The job recommender system suggests relevant jobs based on various criteria to enhance user experience and job discovery.

### 🔍 Recommendation Criteria:
- **Location-based Trends**: Identify popular locations among job seekers and creators.  
- **Similar Job Titles/Descriptions**: Recommend jobs based on job title and description similarity.  
- **User Profile Matching**: Suggest jobs based on profiles of similar users.  


##  🖥️  CODE START

In [None]:
%matplotlib inline
import matplotlib.pyplot as plt
import seaborn as sns
import pandas as pd
import numpy as np
import ast 
from scipy import stats
from ast import literal_eval
from sklearn.feature_extraction.text import TfidfVectorizer, CountVectorizer
from sklearn.metrics.pairwise import linear_kernel, cosine_similarity
import zipfile


import warnings; warnings.simplefilter('ignore')

### Packages we are importing and why we would use it:

* **pyplot** from matplotlib: To plot it seems?
* **seaborn** : to create histographs and charts
* **pandas** : For dataframe
* **numpy** : for mathematical calculations
* **ast**: 0 idea
* **scipy**: 0 idea
* **sklearn**:

    - TfidifVectorizer: to create TF-IDF vectors to find the importance of each word and give it a numerical value and display it in a matrix
    - CountVectorizer: 0 idea
    - linear_kernel: 0 idea
    - cosine_simmilarity: 0 idea

In [None]:
zip_file_path = "/kaggle/input/job-recommendation/jobs.zip" 

with zipfile.ZipFile(zip_file_path, 'r') as zip_ref:

    zip_ref.extractall()

**We use the zipfile module previously imported to  extract the jobs.tsv file from the input dataset since it was present inside of a zip file and then we will access it from the working directory.**

In [None]:
apps = pd.read_csv('/kaggle/input/job-recommendation/apps.tsv', delimiter='\t',encoding='utf-8')
user_history = pd.read_csv('/kaggle/input/job-recommendation/user_history.tsv', delimiter='\t',encoding='utf-8')
jobs = pd.read_csv('/kaggle/working/jobs.tsv', delimiter='\t',encoding='utf-8', on_bad_lines="skip")
users = pd.read_csv('/kaggle/input/job-recommendation/users.tsv' ,delimiter='\t',encoding='utf-8')
test_users = pd.read_csv('/kaggle/input/job-recommendation/test_users.tsv', delimiter='\t',encoding='utf-8')

All the data is now loaded in apps [] , user_history [], jobs[], users[], test_users[]

In [None]:
apps.head()

In [None]:
shape=apps.shape
columns=apps.columns
print(shape)
print(columns)

In [None]:
user_history.head()

In [None]:
shape=user_history.shape
columns=user_history.columns
print(shape)
print(columns)

In [None]:
jobs.head()

In [None]:
shape=jobs.shape
columns=jobs.columns
print(shape)
print(columns)

In [None]:
users.head()

In [None]:
shape=users.shape
columns=users.columns
print(shape)
print(columns)

In [None]:
test_users.head()

In [None]:
shape=test_users.shape
columns=test_users.columns
print(shape)
print(columns)

## 📊 EDA and Data Cleaning

### 🔍 Understanding the Data

From our extracted columns, we found **three** data frames that contain the `'Split'` attribute.
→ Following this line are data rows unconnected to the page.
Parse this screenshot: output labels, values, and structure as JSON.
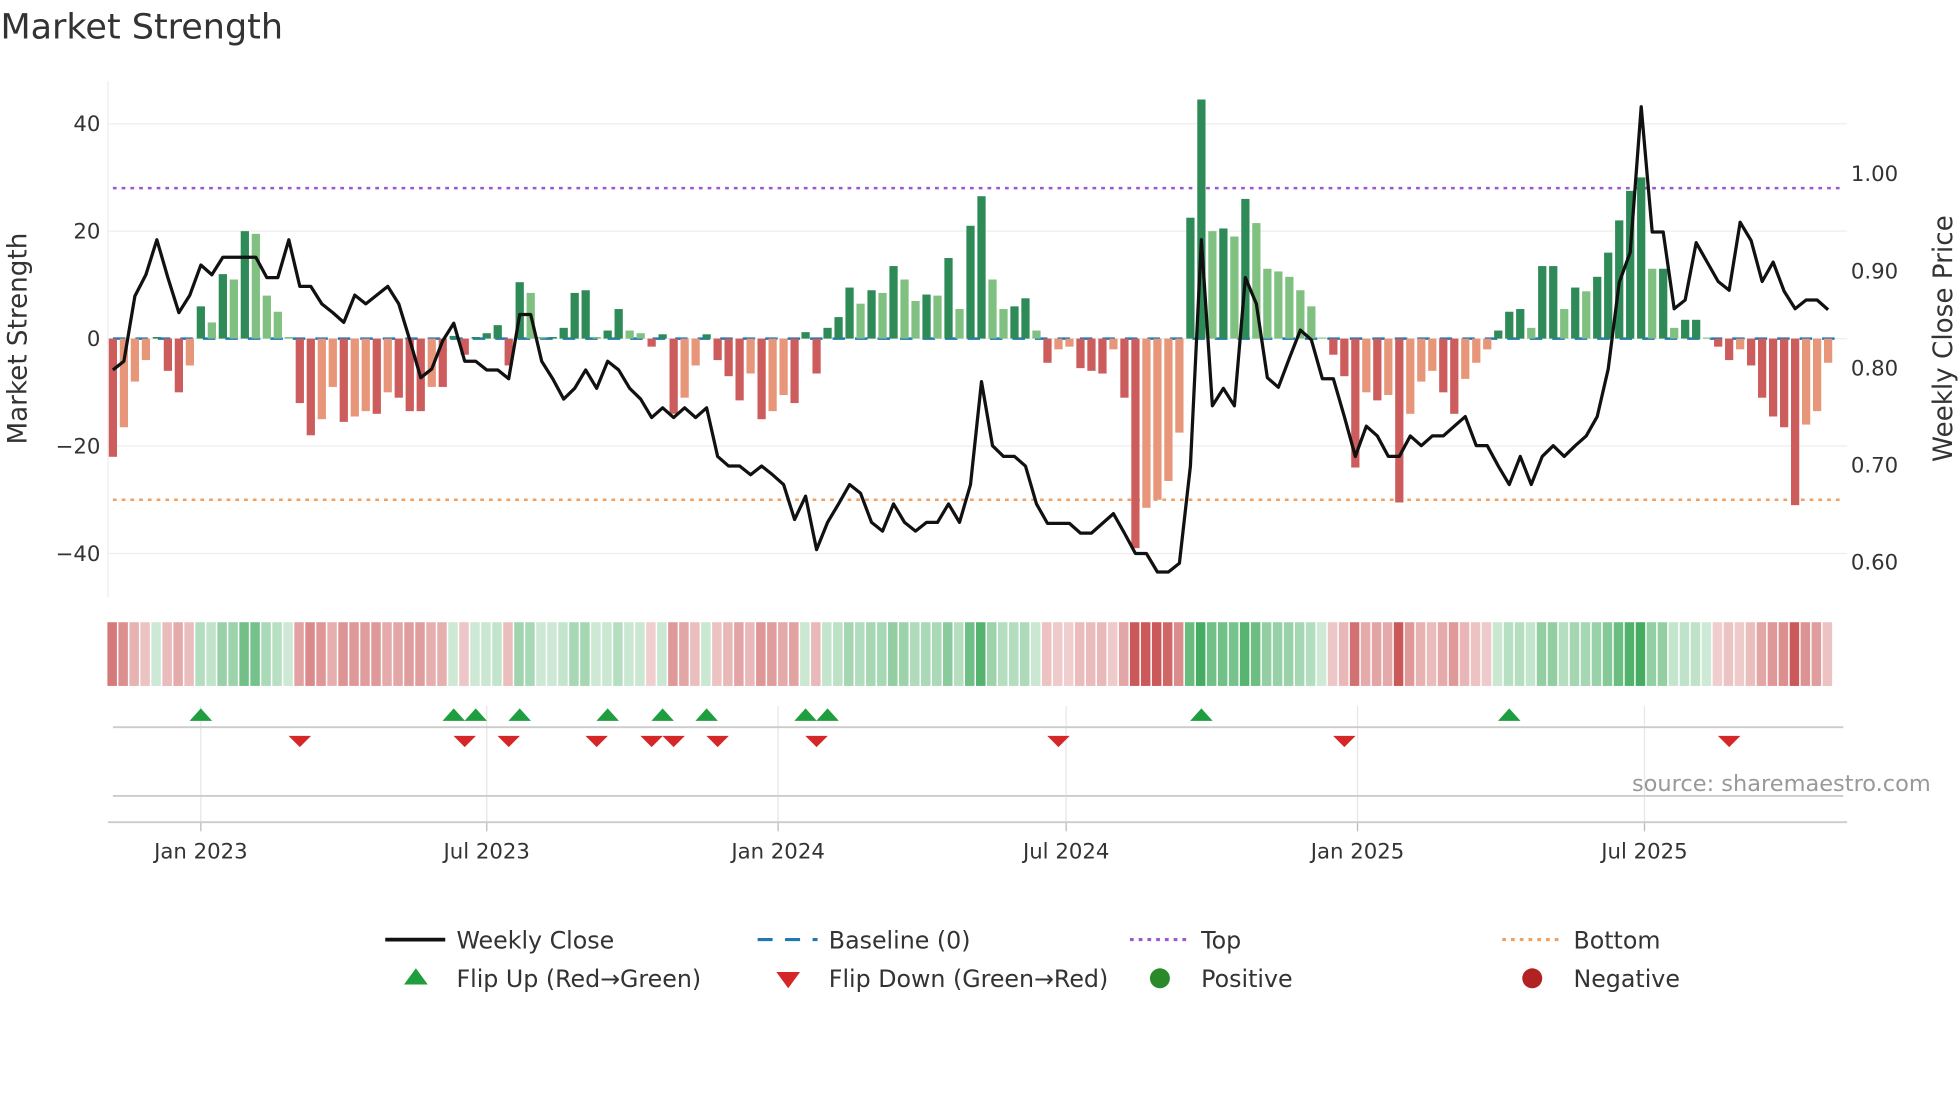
{
  "title": "Market Strength",
  "source": "source: sharemaestro.com",
  "colors": {
    "pos_strong": "#2e8b57",
    "pos_weak": "#80c080",
    "neg_strong": "#cd5c5c",
    "neg_weak": "#e8967a",
    "price": "#111111",
    "baseline": "#1f77b4",
    "top": "#9b59d0",
    "bottom": "#f0a060",
    "flip_up": "#1e9e3e",
    "flip_down": "#d62728",
    "positive": "#2a8a2a",
    "negative": "#b22222"
  },
  "chart_data": {
    "type": "bar",
    "title": "Market Strength",
    "ylabel": "Market Strength",
    "y2label": "Weekly Close Price",
    "ylim": [
      -48,
      48
    ],
    "y2lim": [
      0.56,
      1.12
    ],
    "yticks": [
      40,
      20,
      0,
      -20,
      -40
    ],
    "yticklabels": [
      "40",
      "20",
      "0",
      "−20",
      "−40"
    ],
    "y2ticks": [
      1.0,
      0.9,
      0.8,
      0.7,
      0.6
    ],
    "y2ticklabels": [
      "1.00",
      "0.90",
      "0.80",
      "0.70",
      "0.60"
    ],
    "x_unit": "week index",
    "xticks": [
      8,
      34,
      60.5,
      86.7,
      113.2,
      139.3
    ],
    "xticklabels": [
      "Jan 2023",
      "Jul 2023",
      "Jan 2024",
      "Jul 2024",
      "Jan 2025",
      "Jul 2025"
    ],
    "top_level": 28,
    "bottom_level": -30,
    "baseline": 0,
    "strength": [
      -22,
      -16.5,
      -8,
      -4,
      0.3,
      -6,
      -10,
      -5,
      6,
      3,
      12,
      11,
      20,
      19.5,
      8,
      5,
      0.3,
      -12,
      -18,
      -15,
      -9,
      -15.5,
      -14.5,
      -13.5,
      -14,
      -10,
      -11,
      -13.5,
      -13.5,
      -9,
      -9,
      0.5,
      -3,
      0.3,
      1,
      2.5,
      -5,
      10.5,
      8.5,
      0.3,
      0.3,
      2,
      8.5,
      9,
      0.3,
      1.5,
      5.5,
      1.5,
      1,
      -1.5,
      0.8,
      -14,
      -11,
      -5,
      0.8,
      -4,
      -7,
      -11.5,
      -6.5,
      -15,
      -13.5,
      -10.5,
      -12,
      1.2,
      -6.5,
      2,
      4,
      9.5,
      6.5,
      9,
      8.5,
      13.5,
      11,
      7,
      8.2,
      8,
      15,
      5.5,
      21,
      26.5,
      11,
      5.5,
      6,
      7.5,
      1.5,
      -4.5,
      -2,
      -1.5,
      -5.5,
      -6,
      -6.5,
      -2,
      -11,
      -39,
      -31.5,
      -30,
      -26.5,
      -17.5,
      22.5,
      44.5,
      20,
      20.5,
      19,
      26,
      21.5,
      13,
      12.5,
      11.5,
      9,
      6,
      0.2,
      -3,
      -7,
      -24,
      -10,
      -11.5,
      -10.5,
      -30.5,
      -14,
      -8,
      -6,
      -10,
      -14,
      -7.5,
      -4.5,
      -2,
      1.5,
      5,
      5.5,
      2,
      13.5,
      13.5,
      5.5,
      9.5,
      8.8,
      11.5,
      16,
      22,
      27.5,
      30,
      13,
      13,
      2,
      3.5,
      3.5,
      0.2,
      -1.5,
      -4,
      -2,
      -5,
      -11,
      -14.5,
      -16.5,
      -31,
      -16,
      -13.5,
      -4.5
    ],
    "weekly_close": [
      0.798,
      0.807,
      0.874,
      0.896,
      0.932,
      0.893,
      0.857,
      0.875,
      0.906,
      0.896,
      0.914,
      0.914,
      0.914,
      0.914,
      0.893,
      0.893,
      0.932,
      0.884,
      0.884,
      0.866,
      0.857,
      0.847,
      0.875,
      0.866,
      0.875,
      0.884,
      0.866,
      0.829,
      0.79,
      0.799,
      0.828,
      0.846,
      0.807,
      0.807,
      0.798,
      0.798,
      0.789,
      0.855,
      0.855,
      0.807,
      0.789,
      0.768,
      0.779,
      0.798,
      0.779,
      0.807,
      0.798,
      0.779,
      0.768,
      0.749,
      0.759,
      0.749,
      0.759,
      0.749,
      0.759,
      0.709,
      0.699,
      0.699,
      0.69,
      0.699,
      0.69,
      0.68,
      0.644,
      0.668,
      0.613,
      0.641,
      0.66,
      0.68,
      0.671,
      0.641,
      0.632,
      0.66,
      0.641,
      0.632,
      0.641,
      0.641,
      0.66,
      0.641,
      0.68,
      0.786,
      0.72,
      0.709,
      0.709,
      0.699,
      0.66,
      0.64,
      0.64,
      0.64,
      0.63,
      0.63,
      0.64,
      0.65,
      0.63,
      0.609,
      0.609,
      0.59,
      0.59,
      0.599,
      0.699,
      0.932,
      0.761,
      0.779,
      0.761,
      0.893,
      0.866,
      0.79,
      0.78,
      0.81,
      0.839,
      0.829,
      0.789,
      0.789,
      0.75,
      0.709,
      0.74,
      0.73,
      0.709,
      0.709,
      0.73,
      0.72,
      0.73,
      0.73,
      0.74,
      0.75,
      0.72,
      0.72,
      0.699,
      0.68,
      0.709,
      0.68,
      0.709,
      0.72,
      0.709,
      0.72,
      0.73,
      0.75,
      0.799,
      0.888,
      0.919,
      1.069,
      0.94,
      0.94,
      0.861,
      0.87,
      0.929,
      0.909,
      0.889,
      0.88,
      0.95,
      0.931,
      0.889,
      0.909,
      0.879,
      0.861,
      0.87,
      0.87,
      0.86
    ],
    "flip_up_weeks": [
      8,
      31,
      33,
      37,
      45,
      50,
      54,
      63,
      65,
      99,
      127
    ],
    "flip_down_weeks": [
      17,
      32,
      36,
      44,
      49,
      51,
      55,
      64,
      86,
      112,
      147
    ],
    "legend": {
      "placement": "bottom",
      "items": [
        {
          "label": "Weekly Close",
          "kind": "line"
        },
        {
          "label": "Baseline (0)",
          "kind": "dash"
        },
        {
          "label": "Top",
          "kind": "dot-purple"
        },
        {
          "label": "Bottom",
          "kind": "dot-orange"
        },
        {
          "label": "Flip Up (Red→Green)",
          "kind": "tri-up"
        },
        {
          "label": "Flip Down (Green→Red)",
          "kind": "tri-down"
        },
        {
          "label": "Positive",
          "kind": "circle-green"
        },
        {
          "label": "Negative",
          "kind": "circle-red"
        }
      ]
    }
  }
}
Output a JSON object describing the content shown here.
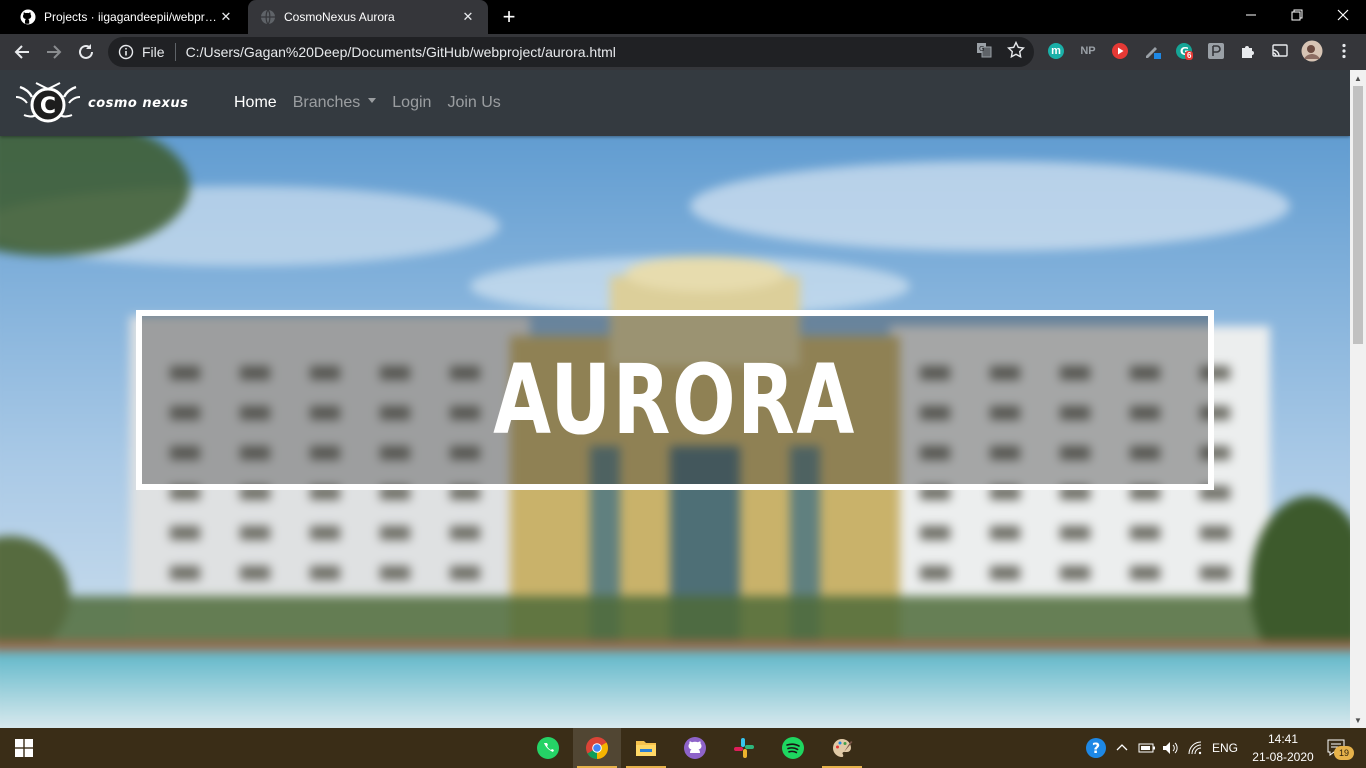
{
  "browser": {
    "tabs": [
      {
        "title": "Projects · iigagandeepii/webproje",
        "favicon": "github-icon",
        "active": false
      },
      {
        "title": "CosmoNexus Aurora",
        "favicon": "globe-icon",
        "active": true
      }
    ],
    "address": {
      "scheme_label": "File",
      "url": "C:/Users/Gagan%20Deep/Documents/GitHub/webproject/aurora.html"
    },
    "extensions": {
      "np_label": "NP",
      "m_label": "m",
      "badge_count": "6"
    }
  },
  "site": {
    "brand": "cosmo nexus",
    "brand_logo_letter": "C",
    "nav": {
      "home": "Home",
      "branches": "Branches",
      "login": "Login",
      "join": "Join Us"
    },
    "hero": {
      "title": "AURORA"
    }
  },
  "taskbar": {
    "language": "ENG",
    "time": "14:41",
    "date": "21-08-2020",
    "notification_count": "19",
    "accent": "#e6b24a"
  }
}
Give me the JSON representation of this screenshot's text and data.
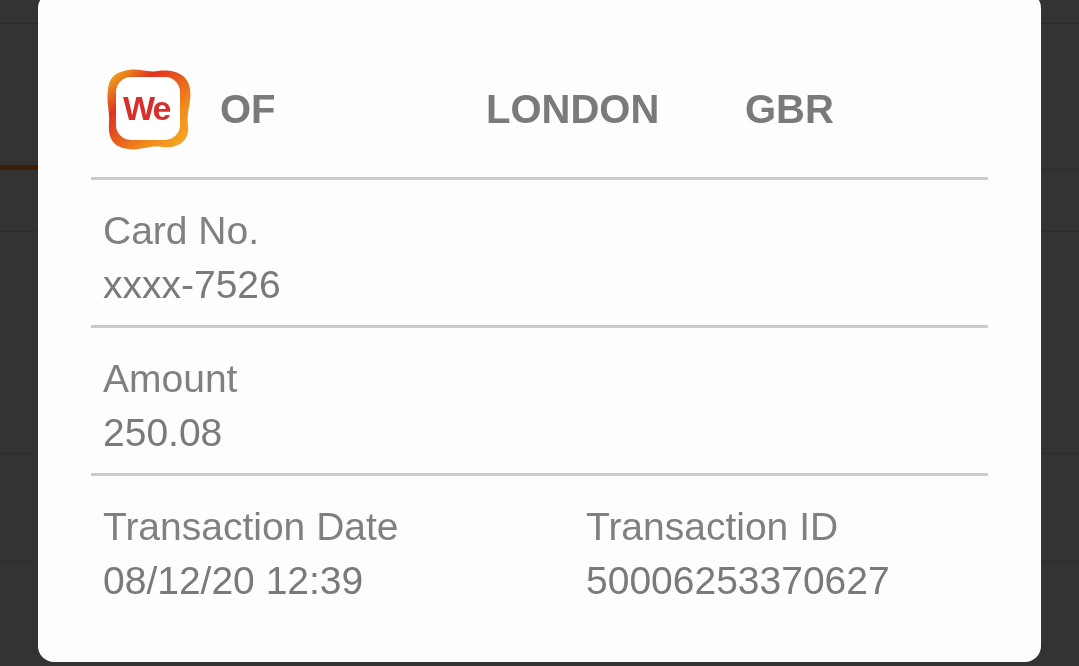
{
  "dialog": {
    "header": {
      "logo_text": "We",
      "merchant": "OF",
      "city": "LONDON",
      "country": "GBR"
    },
    "rows": [
      [
        {
          "label": "Card No.",
          "value": "xxxx-7526"
        }
      ],
      [
        {
          "label": "Amount",
          "value": "250.08"
        }
      ],
      [
        {
          "label": "Transaction Date",
          "value": "08/12/20 12:39"
        },
        {
          "label": "Transaction ID",
          "value": "50006253370627"
        }
      ]
    ]
  }
}
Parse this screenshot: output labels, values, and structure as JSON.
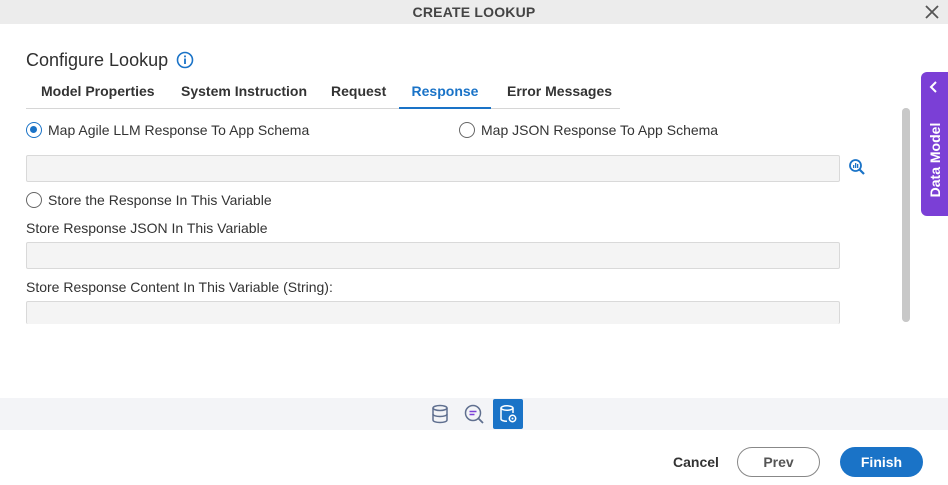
{
  "dialog": {
    "title": "CREATE LOOKUP"
  },
  "header": {
    "heading": "Configure Lookup"
  },
  "tabs": [
    {
      "label": "Model Properties"
    },
    {
      "label": "System Instruction"
    },
    {
      "label": "Request"
    },
    {
      "label": "Response",
      "active": true
    },
    {
      "label": "Error Messages"
    }
  ],
  "response": {
    "option_map_agile": "Map Agile LLM Response To App Schema",
    "option_map_json": "Map JSON Response To App Schema",
    "selected_option": "Map Agile LLM Response To App Schema",
    "schema_field_value": "",
    "option_store_response": "Store the Response In This Variable",
    "store_json_label": "Store Response JSON In This Variable",
    "store_json_value": "",
    "store_content_label": "Store Response Content In This Variable (String):",
    "store_content_value": ""
  },
  "side_panel": {
    "label": "Data Model"
  },
  "bottom_toolbar": {
    "icons": [
      "database-icon",
      "chat-search-icon",
      "database-settings-icon"
    ],
    "active": "database-settings-icon"
  },
  "footer": {
    "cancel": "Cancel",
    "prev": "Prev",
    "finish": "Finish"
  },
  "colors": {
    "accent": "#1a73c7",
    "side_panel": "#7b3fd6",
    "titlebar": "#ececec"
  }
}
This means the data is categorized as either **training** or **testing**, requiring us to create separate data frames accordingly.

### 📂 Identified Data Frames:
1. **apps**  
2. **user_history**  
3. **users**  


In [None]:
apps_training=apps.loc[apps['Split']=='Train']
apps_test=apps.loc[apps['Split']=='Test']

In [None]:
user_history=user_history.loc[user_history['Split']=='Train']
user_history=user_history.loc[user_history['Split']=='Test']

In [None]:
users_training=users.loc[users['Split']=='Train']
users_test=users.loc[users['Split']=='Test']